Plot the difference between the average inflammations reported in the first and second datasets (stored in inflammation-01.csv and inflammation-02.csv, correspondingly), i.e., the difference between the leftmost plots of the first two figures.


Generate Composite Statistics#

Use each of the files once to generate a dataset containing values averaged over all patients:

#filenames = glob.glob('data/inflammation*.csv')
#composite_data = np.zeros((60,40))
#for filename in filenames:
# sum each new file's data into composite_data as it's read
# and then divide the composite_data by number of samples
#composite_data = composite_data / len(filenames)

Then use pyplot to generate average, max, and min for all patients.


Conclusions#

After spending some time investigating the heat map and statistical plots, as well as doing the above exercises to plot differences between datasets and to generate composite patient statistics, we gain some insight into the twelve clinical trial datasets.

The datasets appear to fall into two categories:

  • seemingly “ideal” datasets that agree excellently with Dr. Maverick’s claims, but display suspicious maxima and minima (such as inflammation-01.csv and inflammation-02.csv)

  • “noisy” datasets that somewhat agree with Dr. Maverick’s claims, but show concerning data collection issues such as sporadic missing values and even an unsuitable candidate making it into the clinical trial.

In fact, it appears that all three of the “noisy” datasets (inflammation-03.csv, inflammation-08.csv, and inflammation-11.csv) are identical down to the last value. Armed with this information, we confront Dr. Maverick about the suspicious data and duplicated files.

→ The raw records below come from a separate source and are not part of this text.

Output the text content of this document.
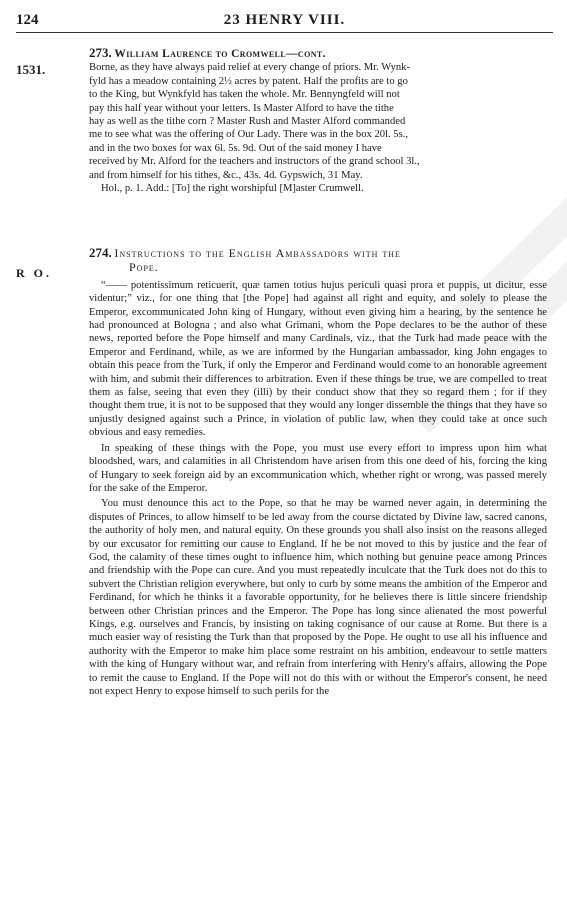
124	23 HENRY VIII.
1531.
R O.

273. William Laurence to Cromwell—cont.

Borne, as they have always paid relief at every change of priors. Mr. Wynk-
fyld has a meadow containing 2½ acres by patent. Half the profits are to go
to the King, but Wynkfyld has taken the whole. Mr. Bennyngfeld will not
pay this half year without your letters. Is Master Alford to have the tithe
hay as well as the tithe corn ? Master Rush and Master Alford commanded
me to see what was the offering of Our Lady. There was in the box 20l. 5s.,
and in the two boxes for wax 6l. 5s. 9d. Out of the said money I have
received by Mr. Alford for the teachers and instructors of the grand school 3l.,
and from himself for his tithes, &c., 43s. 4d. Gypswich, 31 May.
Hol., p. 1. Add.: [To] the right worshipful [M]aster Crumwell.
274. Instructions to the English Ambassadors with the
Pope.

“—— potentissimum reticuerit, quæ tamen totius hujus periculi quasi prora et puppis, ut dicitur, esse videntur;” viz., for one thing that [the Pope] had against all right and equity, and solely to please the Emperor, excommunicated John king of Hungary, without even giving him a hearing, by the sentence he had pronounced at Bologna ; and also what Grimani, whom the Pope declares to be the author of these news, reported before the Pope himself and many Cardinals, viz., that the Turk had made peace with the Emperor and Ferdinand, while, as we are informed by the Hungarian ambassador, king John engages to obtain this peace from the Turk, if only the Emperor and Ferdinand would come to an honorable agreement with him, and submit their differences to arbitration. Even if these things be true, we are compelled to treat them as false, seeing that even they (illi) by their conduct show that they so regard them ; for if they thought them true, it is not to be supposed that they would any longer dissemble the things that they have so unjustly designed against such a Prince, in violation of public law, when they could take at once such obvious and easy remedies.

In speaking of these things with the Pope, you must use every effort to impress upon him what bloodshed, wars, and calamities in all Christendom have arisen from this one deed of his, forcing the king of Hungary to seek foreign aid by an excommunication which, whether right or wrong, was passed merely for the sake of the Emperor.

You must denounce this act to the Pope, so that he may be warned never again, in determining the disputes of Princes, to allow himself to be led away from the course dictated by Divine law, sacred canons, the authority of holy men, and natural equity. On these grounds you shall also insist on the reasons alleged by our excusator for remitting our cause to England. If he be not moved to this by justice and the fear of God, the calamity of these times ought to influence him, which nothing but genuine peace among Princes and friendship with the Pope can cure. And you must repeatedly inculcate that the Turk does not do this to subvert the Christian religion everywhere, but only to curb by some means the ambition of the Emperor and Ferdinand, for which he thinks it a favorable opportunity, for he believes there is little sincere friendship between other Christian princes and the Emperor. The Pope has long since alienated the most powerful Kings, e.g. ourselves and Francis, by insisting on taking cognisance of our cause at Rome. But there is a much easier way of resisting the Turk than that proposed by the Pope. He ought to use all his influence and authority with the Emperor to make him place some restraint on his ambition, endeavour to settle matters with the king of Hungary without war, and refrain from interfering with Henry's affairs, allowing the Pope to remit the cause to England. If the Pope will not do this with or without the Emperor's consent, he need not expect Henry to expose himself to such perils for the
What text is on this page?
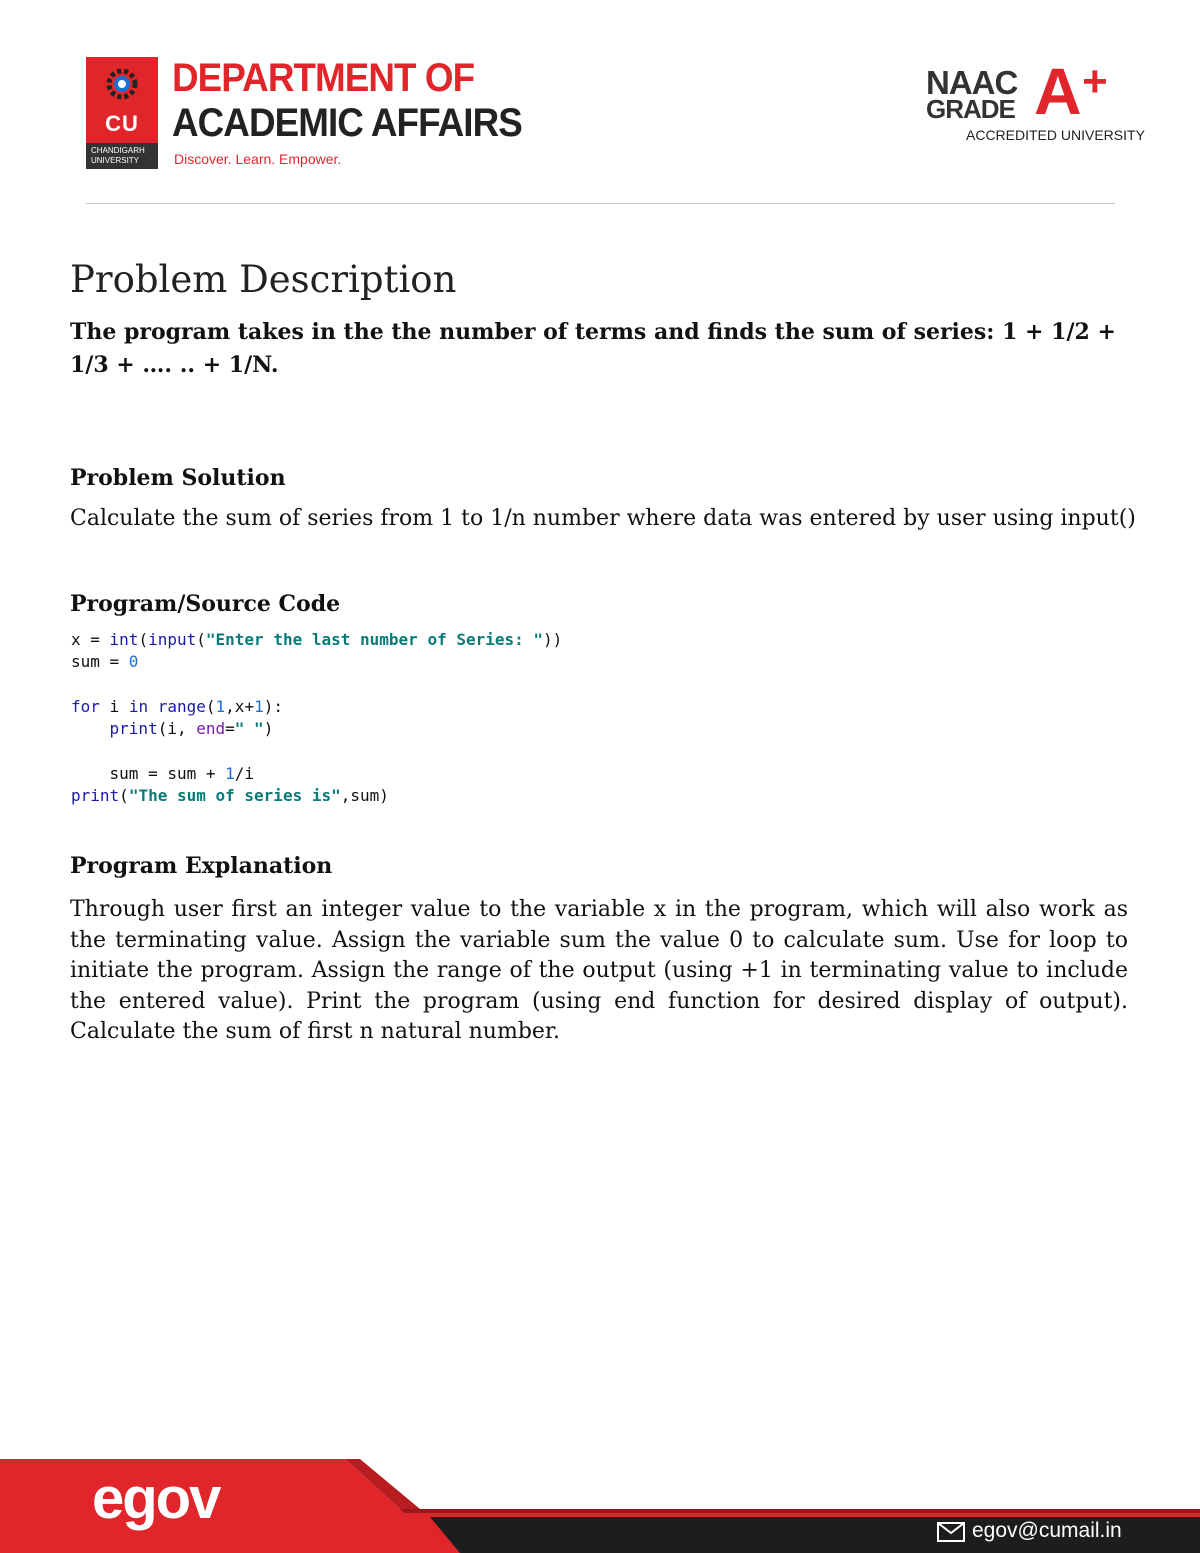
CU
CHANDIGARH
UNIVERSITY
DEPARTMENT OF
ACADEMIC AFFAIRS
Discover. Learn. Empower.
NAAC
GRADE A +
ACCREDITED UNIVERSITY
Problem Description
The program takes in the the number of terms and finds the sum of series: 1 + 1/2 + 1/3 + …. .. + 1/N.
Problem Solution
Calculate the sum of series from 1 to 1/n number where data was entered by user using input()
Program/Source Code
x = int(input("Enter the last number of Series: "))
sum = 0

for i in range(1,x+1):
print(i, end=" ")

sum = sum + 1/i
print("The sum of series is",sum)
Program Explanation
Through user first an integer value to the variable x in the program, which will also work as the terminating value. Assign the variable sum the value 0 to calculate sum. Use for loop to initiate the program. Assign the range of the output (using +1 in terminating value to include the entered value). Print the program (using end function for desired display of output). Calculate the sum of first n natural number.
egov	egov@cumail.in
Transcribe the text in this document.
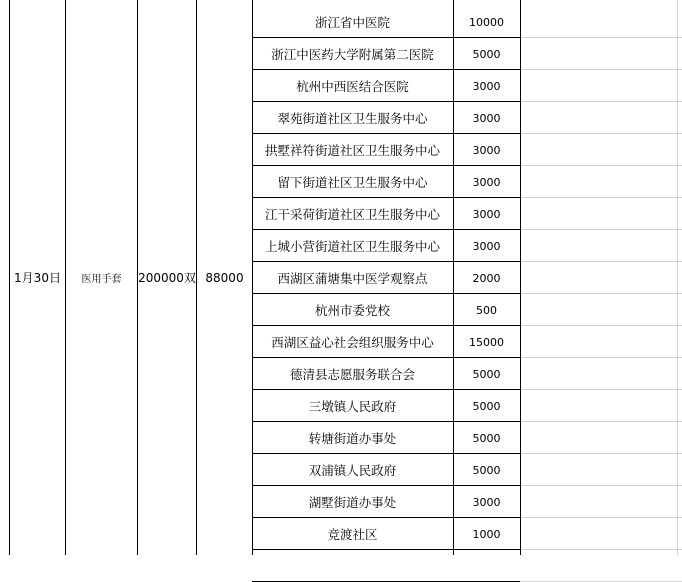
1月30日	医用手套	200000双 88000
浙江省中医院	10000
浙江中医药大学附属第二医院	5000
杭州中西医结合医院	3000
翠苑街道社区卫生服务中心	3000
拱墅祥符街道社区卫生服务中心	3000
留下街道社区卫生服务中心	3000
江干采荷街道社区卫生服务中心	3000
上城小营街道社区卫生服务中心	3000
西湖区蒲塘集中医学观察点	2000
杭州市委党校	500
西湖区益心社会组织服务中心	15000
德清县志愿服务联合会	5000
三墩镇人民政府	5000
转塘街道办事处	5000
双浦镇人民政府	5000
湖墅街道办事处	3000
竞渡社区	1000
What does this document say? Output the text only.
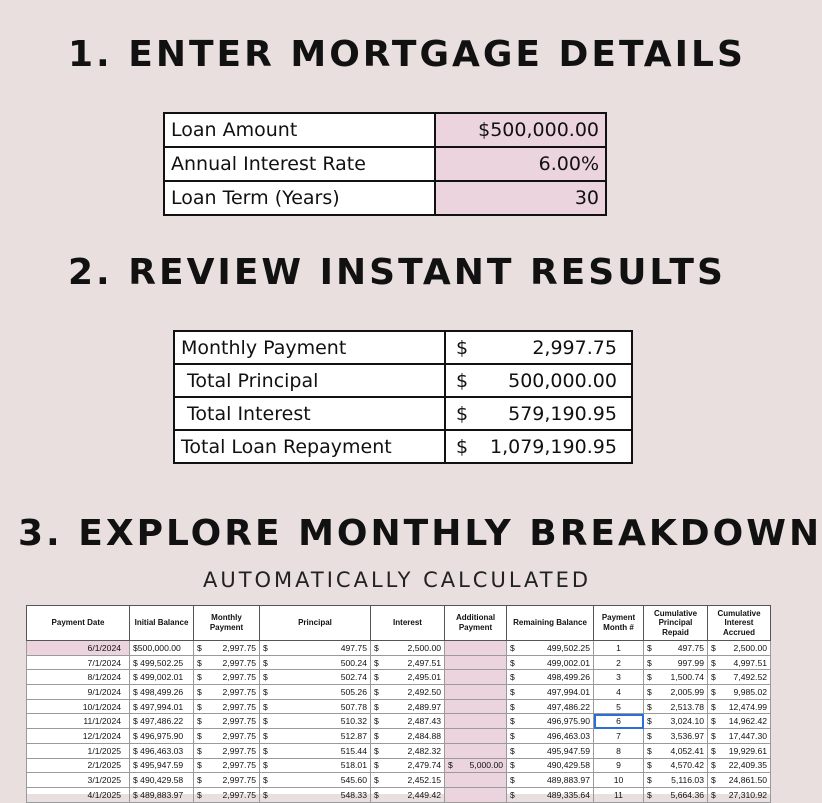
1. ENTER MORTGAGE DETAILS
Loan Amount	$500,000.00
Annual Interest Rate	6.00%
Loan Term (Years)	30
2. REVIEW INSTANT RESULTS
Monthly Payment	$	2,997.75
Total Principal	$	500,000.00
Total Interest	$	579,190.95
Total Loan Repayment	$	1,079,190.95
3. EXPLORE MONTHLY BREAKDOWN
AUTOMATICALLY CALCULATED
Payment Date	Initial Balance	Monthly Payment	Principal	Interest	Additional Payment	Remaining Balance	Payment Month #	Cumulative Principal Repaid	Cumulative Interest Accrued
6/1/2024	$500,000.00	$ 2,997.75	$ 497.75	$ 2,500.00		$ 499,502.25	1	$ 497.75	$ 2,500.00

7/1/2024	$ 499,502.25	$ 2,997.75	$ 500.24	$ 2,497.51		$ 499,002.01	2	$ 997.99	$ 4,997.51

8/1/2024	$ 499,002.01	$ 2,997.75	$ 502.74	$ 2,495.01		$ 498,499.26	3	$ 1,500.74	$ 7,492.52

9/1/2024	$ 498,499.26	$ 2,997.75	$ 505.26	$ 2,492.50		$ 497,994.01	4	$ 2,005.99	$ 9,985.02

10/1/2024	$ 497,994.01	$ 2,997.75	$ 507.78	$ 2,489.97		$ 497,486.22	5	$ 2,513.78	$ 12,474.99

11/1/2024	$ 497,486.22	$ 2,997.75	$ 510.32	$ 2,487.43		$ 496,975.90	6	$ 3,024.10	$ 14,962.42

12/1/2024	$ 496,975.90	$ 2,997.75	$ 512.87	$ 2,484.88		$ 496,463.03	7	$ 3,536.97	$ 17,447.30

1/1/2025	$ 496,463.03	$ 2,997.75	$ 515.44	$ 2,482.32		$ 495,947.59	8	$ 4,052.41	$ 19,929.61

2/1/2025	$ 495,947.59	$ 2,997.75	$ 518.01	$ 2,479.74	$ 5,000.00	$ 490,429.58	9	$ 4,570.42	$ 22,409.35

3/1/2025	$ 490,429.58	$ 2,997.75	$ 545.60	$ 2,452.15		$ 489,883.97	10	$ 5,116.03	$ 24,861.50

4/1/2025	$ 489,883.97	$ 2,997.75	$ 548.33	$ 2,449.42		$ 489,335.64	11	$ 5,664.36	$ 27,310.92
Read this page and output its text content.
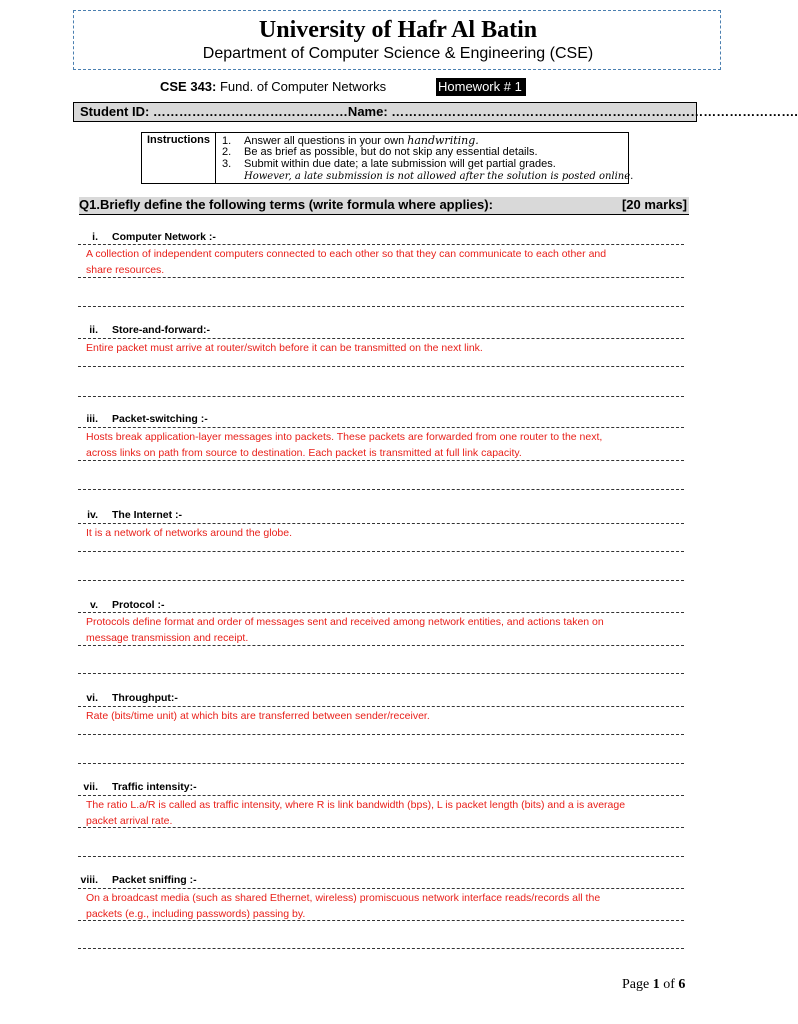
University of Hafr Al Batin
Department of Computer Science & Engineering (CSE)
CSE 343: Fund. of Computer Networks	Homework # 1
Student ID: ………………………………………Name: ………………………………………………………………………………….
Instructions	1. Answer all questions in your own handwriting.
2. Be as brief as possible, but do not skip any essential details.
3. Submit within due date; a late submission will get partial grades.
However, a late submission is not allowed after the solution is posted online.
Q1.Briefly define the following terms (write formula where applies):	[20 marks]
i. Computer Network :-
A collection of independent computers connected to each other so that they can communicate to each other and
share resources.
ii. Store-and-forward:-
Entire packet must arrive at router/switch before it can be transmitted on the next link.
iii. Packet-switching :-
Hosts break application-layer messages into packets. These packets are forwarded from one router to the next,
across links on path from source to destination. Each packet is transmitted at full link capacity.
iv. The Internet :-
It is a network of networks around the globe.
v. Protocol :-
Protocols define format and order of messages sent and received among network entities, and actions taken on
message transmission and receipt.
vi. Throughput:-
Rate (bits/time unit) at which bits are transferred between sender/receiver.
vii. Traffic intensity:-
The ratio L.a/R is called as traffic intensity, where R is link bandwidth (bps), L is packet length (bits) and a is average
packet arrival rate.
viii. Packet sniffing :-
On a broadcast media (such as shared Ethernet, wireless) promiscuous network interface reads/records all the
packets (e.g., including passwords) passing by.
Page 1 of 6
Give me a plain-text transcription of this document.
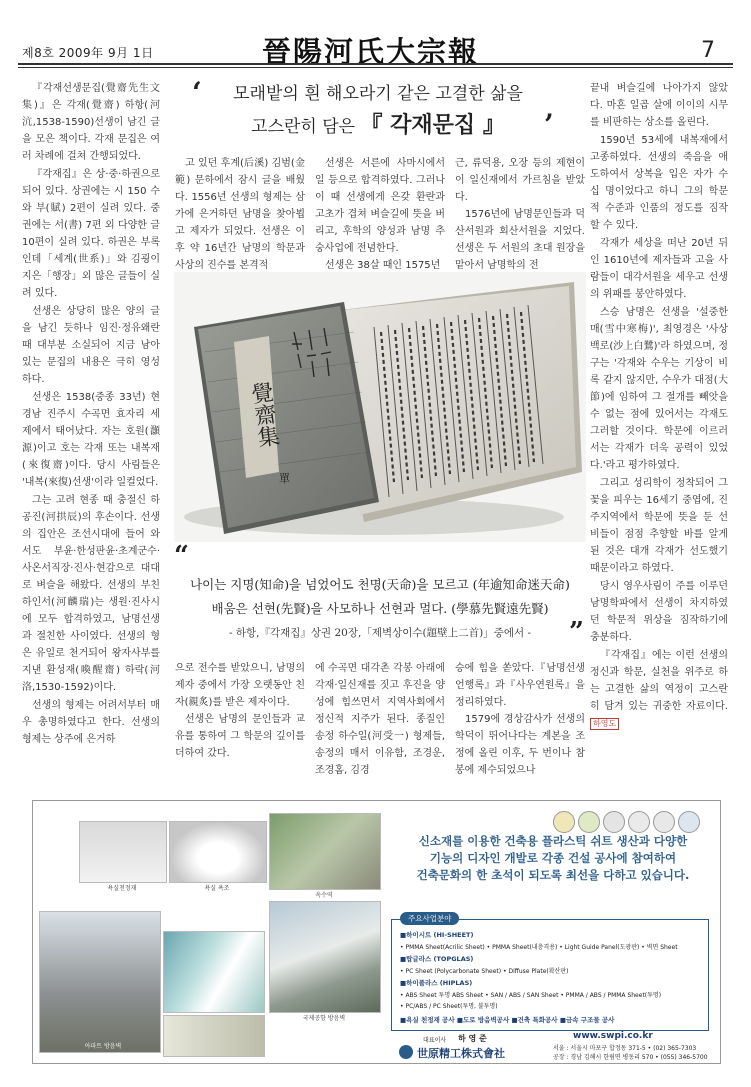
제8호 2009年 9月 1日	晉陽河氏大宗報	7

『각재선생문집(覺齋先生文集)』은 각재(覺齋) 하항(河沆,1538-1590)선생이 남긴 글을 모은 책이다. 각재 문집은 여러 차례에 걸쳐 간행되었다.

『각재집』은 상·중·하권으로 되어 있다. 상권에는 시 150 수와 부(賦) 2편이 실려 있다. 중권에는 서(書) 7편 외 다양한 글 10편이 실려 있다. 하권은 부록인데「세계(世系)」와 김굉이 지은「행장」외 많은 글들이 실려 있다.

선생은 상당히 많은 양의 글을 남긴 듯하나 임진·정유왜란 때 대부분 소실되어 지금 남아 있는 문집의 내용은 극히 영성하다.

선생은 1538(중종 33년) 현 경남 진주시 수곡면 효자리 세제에서 태어났다. 자는 호원(灝源)이고 호는 각재 또는 내복재(來復齋)이다. 당시 사림들은 '내복(來復)선생'이라 일컬었다.

그는 고려 현종 때 충절신 하공진(河拱辰)의 후손이다. 선생의 집안은 조선시대에 들어 와서도 부윤·한성판윤·초계군수·사온서직장·진사·현감으로 대대로 벼슬을 해왔다. 선생의 부친 하인서(河麟瑞)는 생원·진사시에 모두 합격하였고, 남명선생과 절친한 사이였다. 선생의 형은 유일로 천거되어 왕자사부를 지낸 환성재(喚醒齋) 하락(河洛,1530-1592)이다.

선생의 형제는 어려서부터 매우 총명하였다고 한다. 선생의 형제는 상주에 은거하

‘	모래밭의 흰 해오라기 같은 고결한 삶을
고스란히 담은 『 각재문집 』	’

고 있던 후계(后溪) 김범(金範) 문하에서 잠시 글을 배웠다. 1556년 선생의 형제는 삼가에 은거하던 남명을 찾아뵙고 제자가 되었다. 선생은 이후 약 16년간 남명의 학문과 사상의 진수를 본격적

선생은 서른에 사마시에서 일 등으로 합격하였다. 그러나 이 때 선생에게 은갖 환란과 고초가 겹쳐 벼슬길에 뜻을 버리고, 후학의 양성과 남명 추숭사업에 전념한다.

선생은 38살 때인 1575년

근, 류덕용, 오장 등의 제현이 이 일신재에서 가르침을 받았다.

1576년에 남명문인들과 덕산서원과 회산서원을 지었다. 선생은 두 서원의 초대 원장을 맡아서 남명학의 전

覺齋集
單
“
나이는 지명(知命)을 넘었어도 천명(天命)을 모르고 (年逾知命迷天命)
배움은 선현(先賢)을 사모하나 선현과 멀다. (學慕先賢遠先賢)
- 하항,『각재집』상권 20장,「제벽상이수(題壁上二首)」중에서 -	”

으로 전수를 받았으니, 남명의 제자 중에서 가장 오랫동안 친자(親炙)를 받은 제자이다.

선생은 남명의 문인들과 교유를 통하여 그 학문의 깊이를 더하여 갔다.

에 수곡면 대각촌 각봉 아래에 각재·일신재를 짓고 후진을 양성에 힘쓰면서 지역사회에서 정신적 지주가 된다. 종질인 송정 하수일(河受一) 형제들, 송정의 매서 이유함, 조경운, 조경홈, 김경

승에 힘을 쏟았다.『남명선생언행록』과『사우연원록』을 정리하였다.

1579에 경상감사가 선생의 학덕이 뛰어나다는 계본을 조정에 올린 이후, 두 번이나 참봉에 제수되었으나

끝내 벼슬길에 나아가지 않았다. 마흔 일곱 살에 이이의 시무를 비판하는 상소를 올린다.

1590년 53세에 내복재에서 고종하였다. 선생의 죽음을 애도하여서 상복을 입은 자가 수십 명이었다고 하니 그의 학문적 수준과 인품의 정도를 짐작할 수 있다.

각재가 세상을 떠난 20년 뒤인 1610년에 제자들과 고을 사람들이 대각서원을 세우고 선생의 위패를 봉안하였다.

스승 남명은 선생을 '설중한매(雪中寒梅)', 최영경은 '사상백로(沙上白鷺)'라 하였으며, 정구는 '각재와 수우는 기상이 비록 같지 않지만, 수우가 대점(大節)에 임하여 그 절개를 빼앗을 수 없는 점에 있어서는 각재도 그러할 것이다. 학문에 이르러서는 각재가 더욱 공력이 있었다.'라고 평가하였다.

그리고 성리학이 정착되어 그 꽃을 피우는 16세기 중엽에, 진주지역에서 학문에 뜻을 둔 선비들이 점점 추향할 바를 알게 된 것은 대개 각재가 선도했기 때문이라고 하였다.

당시 영우사림이 주를 이루던 남명학파에서 선생이 차지하였던 학문적 위상을 짐작하기에 충분하다.

『각재집』에는 이런 선생의 정신과 학문, 실천을 위주로 하는 고결한 삶의 역정이 고스란히 담겨 있는 귀중한 자료이다. 하영도

욕실천정재	욕실 욕조
옥수역
국제공항 방음벽
아파트 방음벽
신소재를 이용한 건축용 플라스틱 쉬트 생산과 다양한
기능의 디자인 개발로 각종 건설 공사에 참여하여
건축문화의 한 초석이 되도록 최선을 다하고 있습니다.
주요사업분야
■하이시트 (HI-SHEET)
• PMMA Sheet(Acrilic Sheet) • PMMA Sheet(내충격용) • Light Guide Panel(도광판) • 벽면 Sheet
■탑글라스 (TOPGLAS)
• PC Sheet (Polycarbonate Sheet) • Diffuse Plate(확산판)
■하이플라스 (HIPLAS)
• ABS Sheet 투명 ABS Sheet • SAN / ABS / SAN Sheet • PMMA / ABS / PMMA Sheet(투명)
• PC/ABS / PC Sheet(투명, 불투명)
■욕실 천정재 공사 ■도로 방음벽공사 ■건축 특화공사 ■금속 구조물 공사
대표이사 하 영 준
世原精工株式會社
www.swpi.co.kr
서울 : 서울시 마포구 합정동 371-5 • (02) 365-7303
공장 : 경남 김해시 한림면 병동리 570 • (055) 346-5700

Dr. Maverick confesses that they fabricated the clinical data after they found out that the initial trial suffered from a number of issues, including unreliable data-recording and poor participant selection. They created fake data to prove their drug worked, and when we asked for more data they tried to generate more fake datasets, as well as throwing in the original poor-quality dataset a few times to try and make all the trials seem a bit more “realistic”.

Congratulations! We’ve investigated the inflammation data and proven that the datasets have been synthetically generated.

But it would be a shame to throw away the synthetic datasets that have taught us so much already, so we’ll forgive the imaginary Dr. Maverick and continue to use the data to learn how to program.